La mise sur pied d’un DOAP a pour but de répondre de manière adéquate aux problèmes de santé auxquels font face les consommateurs de drogues. C’était l’un des sujets abordés lors de la troisième réunion du Conseil de haut niveau sur la drogue et le VIH, présidé par le Premier ministre, Pravind Jugnauth, le 15 septembre.

Le chef du gouvernement avait ainsi évoqué la possibilité de s’inspirer du modèle portugais, dont le DOAP s’est avéré un succès pour les victimes de ces fléaux.

« Nous avons vu les recommandations qui ont été faites concernant le Drug Offenders Administrative Panel. Elles sont adressées essentiellement aux consommateurs de drogues et les traitements qui doivent être administrés. Actuellement, ils passent par un système légal, et ceux trouvés coupables sont condamnés. Ils sont soit condamnés à la prison, soit à une amende. Nous voulons voir comment faire pour tirer les victimes de l’enfer de la drogue et les aider à réintégrer la société », avait expliqué Pravind Jugnauth.

A cet effet, selon les recommandations du rapport de la Commission d’enquête sur le traffic de la drogue, chaque affaire de drogue soumise au DOAP, doit être examinée sur la base de ses propres mérites, mais aussi qu’un ensemble de critères objectifs et standard soit établi sous la forme de lignes directrices mises en place pour assurer une approche harmonisée, uniforme et transparente par tous les magistrats et par tous les juges. Une liste de contrôle peut également être établie et sera biffée au fur et à mesure de l’avancement du dossier par le magistrat ou le juge.

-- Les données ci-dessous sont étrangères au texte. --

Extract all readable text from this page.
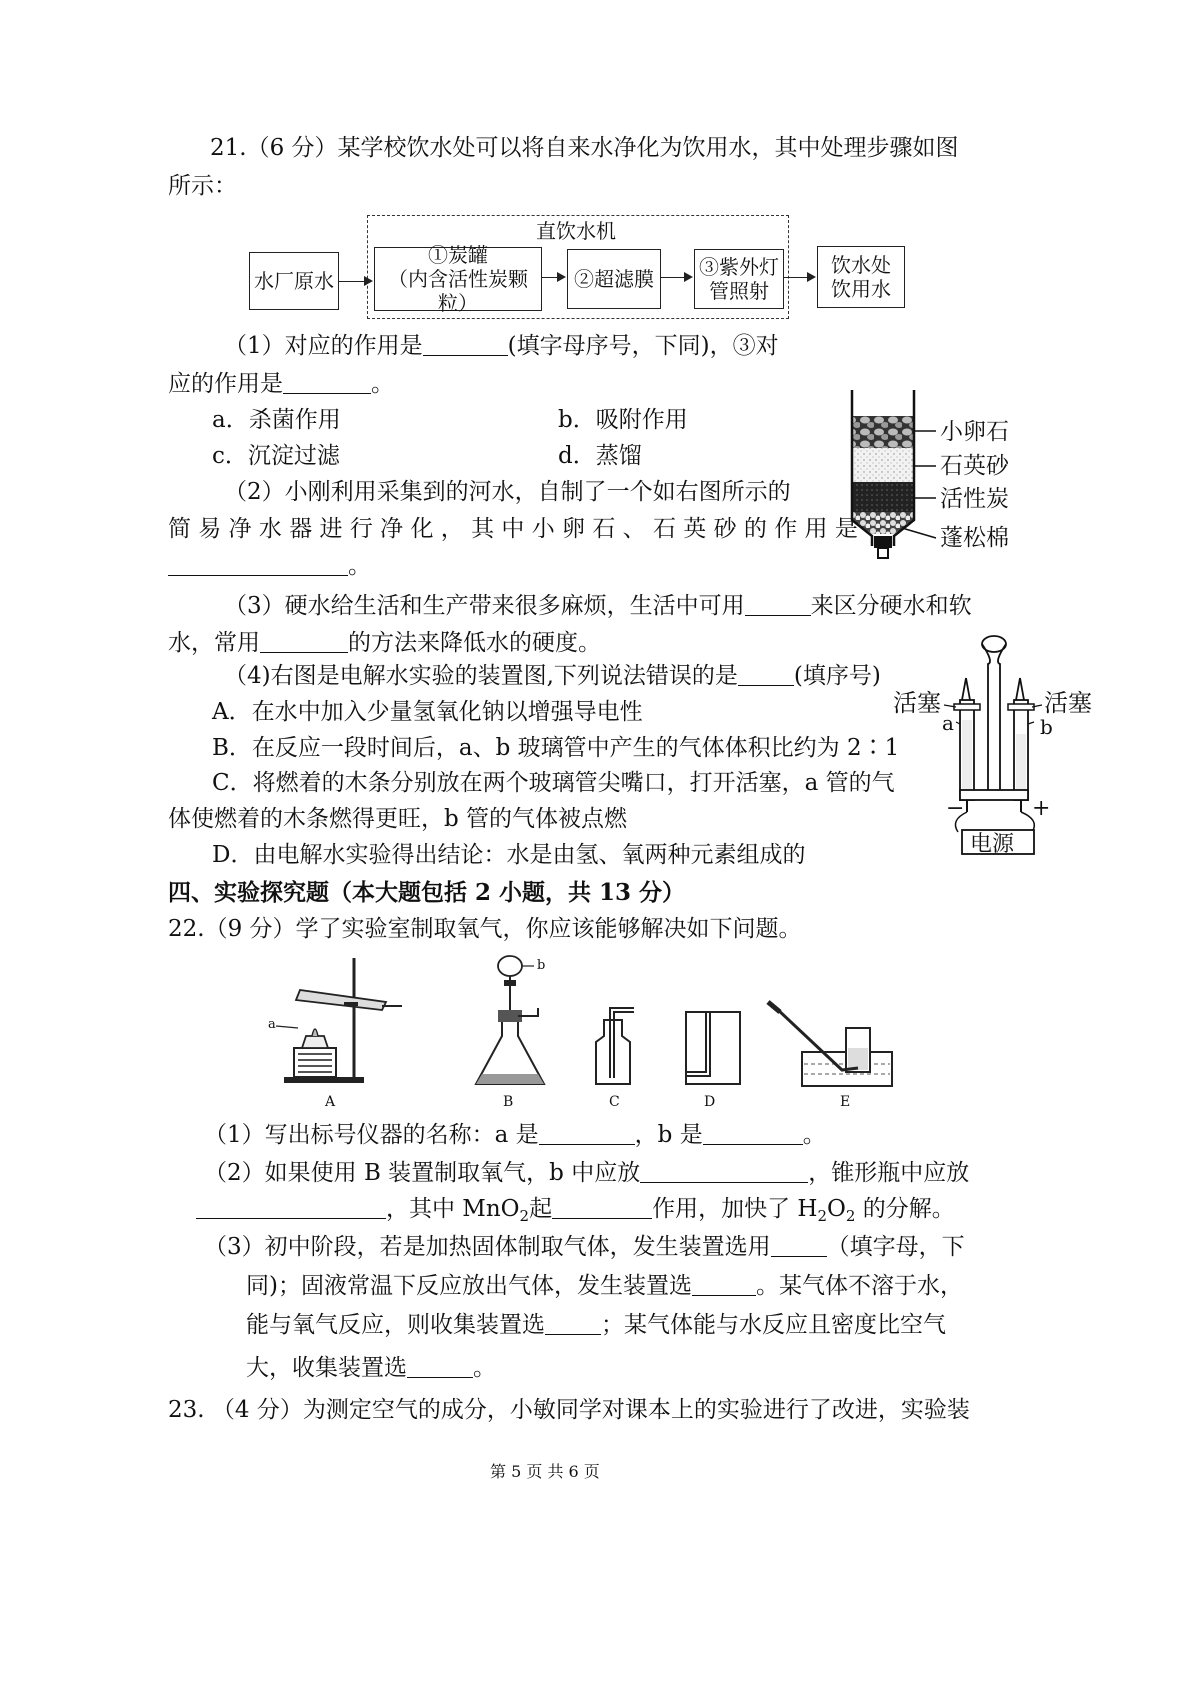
21.（6 分）某学校饮水处可以将自来水净化为饮用水，其中处理步骤如图
所示：
直饮水机
水厂原水
①炭罐
（内含活性炭颗粒）
②超滤膜	③紫外灯
管照射
饮水处
饮用水
（1）对应的作用是	(填字母序号，下同)，③对
应的作用是	。
a．杀菌作用	b．吸附作用
c．沉淀过滤	d．蒸馏
（2）小刚利用采集到的河水，自制了一个如右图所示的
简 易 净 水 器 进 行 净 化 ， 其 中 小 卵 石 、 石 英 砂 的 作 用 是
。
小卵石
石英砂
活性炭
蓬松棉
（3）硬水给生活和生产带来很多麻烦，生活中可用	来区分硬水和软
水，常用	的方法来降低水的硬度。
（4)右图是电解水实验的装置图,下列说法错误的是 (填序号)
A．在水中加入少量氢氧化钠以增强导电性
B．在反应一段时间后，a、b 玻璃管中产生的气体体积比约为 2∶1
C．将燃着的木条分别放在两个玻璃管尖嘴口，打开活塞，a 管的气
体使燃着的木条燃得更旺，b 管的气体被点燃
D．由电解水实验得出结论：水是由氢、氧两种元素组成的
活塞	活塞
a	b
−	+
电源
四、实验探究题（本大题包括 2 小题，共 13 分）
22.（9 分）学了实验室制取氧气，你应该能够解决如下问题。
A	B	C	D	E
a
b
（1）写出标号仪器的名称：a 是	，b 是	。
（2）如果使用 B 装置制取氧气，b 中应放	，锥形瓶中应放
，其中 MnO$_2$起	作用，加快了 $H_2O_2$ 的分解。
（3）初中阶段，若是加热固体制取气体，发生装置选用 （填字母，下
同)；固液常温下反应放出气体，发生装置选	。某气体不溶于水，
能与氧气反应，则收集装置选 ；某气体能与水反应且密度比空气
大，收集装置选	。
23. （4 分）为测定空气的成分，小敏同学对课本上的实验进行了改进，实验装
第 5 页 共 6 页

En outre, la Commission recommande que le DOAP maintienne une collaboration étroite avec tous les acteurs impliqués dans la lutte contre le trafic de drogue et dans la réhabilitation des toxicomanes : National Drugs Investigation Commission (NDIC), le Tribunal de la drogue, la Commission nationale de la politique en matière de drogues, le secteur privé, les communautés et surtout le rôle inestimable que les ONG sont appelées à jouer.

Le Conseil de haut niveau sur la drogue et le VIH comprend notamment les ministres de la Santé, Kailesh Jagutpal, de la Sécurité sociale, Fazila Jeewa-Daureeawoo, de la Justice, Maneesh Gobin, de la Jeunesse et des Sports, Stephan Toussaint, des représentants de la force policière, le Commissaire des prisons, ainsi que des représentants d’ONG actives dans le domaine de la lutte contre la drogue et le VIH/sida.